This program is designed to conduct ad hoc transfers of surplus U.S. military equipment to foreign governments. Transfers to African recipients have included the transfer of C-130 transport planes to South Africa and Botswana, trucks to Uganda, M-16 rifles to Senegal, and coastal patrol vessels to Nigeria.

Combined Joint Task Force-Horn of Africa (CJTF-HOA)

In October 2002, the U.S. Central Command played the leading role in the creation of this joint task force that was designed to conduct naval and aerial patrols in the Red Sea, the Gulf of Aden, and the eastern Indian Ocean as part of the effort to detect and counter the activities of terrorist groups in the region. Based at Camp Lemonier in Djibouti, long the site of a major French military base, the CJTF-HOA is made up of approximate 1,400 U.S. military personnel—primarily sailors, Marines, and Special Forces troops—that works with a multi-national naval force composed of American naval vessels along with ships from the navies of France, Italy, and Germany, and other NATO allies. The CJTF-FOA provided intelligence to Ethiopia in support of its invasion of Somalia in January 2007 and used military facilities in Djibouti, Ethiopia, and Kenya to launch its own attacks against alleged al-Qaeda members involved in the Council of Islamic Courts in Somalia in January and June of 2007. The command authority for CJTF-HOA, currently under the U.S. Central Command, will be transferred to Africom by 2008.

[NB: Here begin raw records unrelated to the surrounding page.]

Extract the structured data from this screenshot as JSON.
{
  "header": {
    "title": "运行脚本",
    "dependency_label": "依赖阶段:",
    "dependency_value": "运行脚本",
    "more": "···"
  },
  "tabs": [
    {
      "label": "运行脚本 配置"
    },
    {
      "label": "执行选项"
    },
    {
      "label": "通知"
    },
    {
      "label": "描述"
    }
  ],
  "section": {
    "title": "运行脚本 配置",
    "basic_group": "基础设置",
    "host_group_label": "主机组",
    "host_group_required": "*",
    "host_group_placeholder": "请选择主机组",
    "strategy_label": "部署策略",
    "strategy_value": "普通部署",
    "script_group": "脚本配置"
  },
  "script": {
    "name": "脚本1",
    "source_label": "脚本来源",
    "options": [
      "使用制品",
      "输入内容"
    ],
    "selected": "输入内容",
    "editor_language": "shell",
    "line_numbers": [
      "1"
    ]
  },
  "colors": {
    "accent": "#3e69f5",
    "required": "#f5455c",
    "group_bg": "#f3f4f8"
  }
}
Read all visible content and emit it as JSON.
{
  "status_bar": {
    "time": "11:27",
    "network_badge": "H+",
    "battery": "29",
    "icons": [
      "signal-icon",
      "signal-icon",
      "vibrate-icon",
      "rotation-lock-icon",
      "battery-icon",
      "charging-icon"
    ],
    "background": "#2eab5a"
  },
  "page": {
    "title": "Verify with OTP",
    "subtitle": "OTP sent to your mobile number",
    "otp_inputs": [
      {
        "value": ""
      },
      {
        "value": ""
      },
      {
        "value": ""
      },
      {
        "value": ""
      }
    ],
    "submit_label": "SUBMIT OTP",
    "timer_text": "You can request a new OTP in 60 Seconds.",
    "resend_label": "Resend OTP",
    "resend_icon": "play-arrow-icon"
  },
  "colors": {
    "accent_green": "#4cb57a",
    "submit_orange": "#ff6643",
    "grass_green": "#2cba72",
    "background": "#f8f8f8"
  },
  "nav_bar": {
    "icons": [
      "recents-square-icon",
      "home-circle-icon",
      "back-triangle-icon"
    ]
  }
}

Joint Task Force Aztec Silence (JTFAS)

In December 2003, the U.S. European Command created this joint task force under the commander of the U.S. Sixth Fleet (Europe) to carry out counter-terrorism operations in North and West Africa and to coordinate U.S. operations with those of countries in those regions. Specifically, JTFAS was charged with conducting surveillance operations using the assets of the U.S. Sixth Fleet and to share information, along with intelligence collected by U.S. intelligence agencies, with local military forces. The primary assets employed in this effort are a squadron of U.S. Navy P-3 “Orion” based in Sigonella, Sicily. In March 2004, P-3 aircraft from this squadron and reportedly operating from the southern Algerian base at Tamanrasset were deployed to monitor and gather intelligence on the movements of Algerian Salafist guerrillas operating in Chad and to provide this intelligence to Chadian forces engaged in combat against the guerrillas.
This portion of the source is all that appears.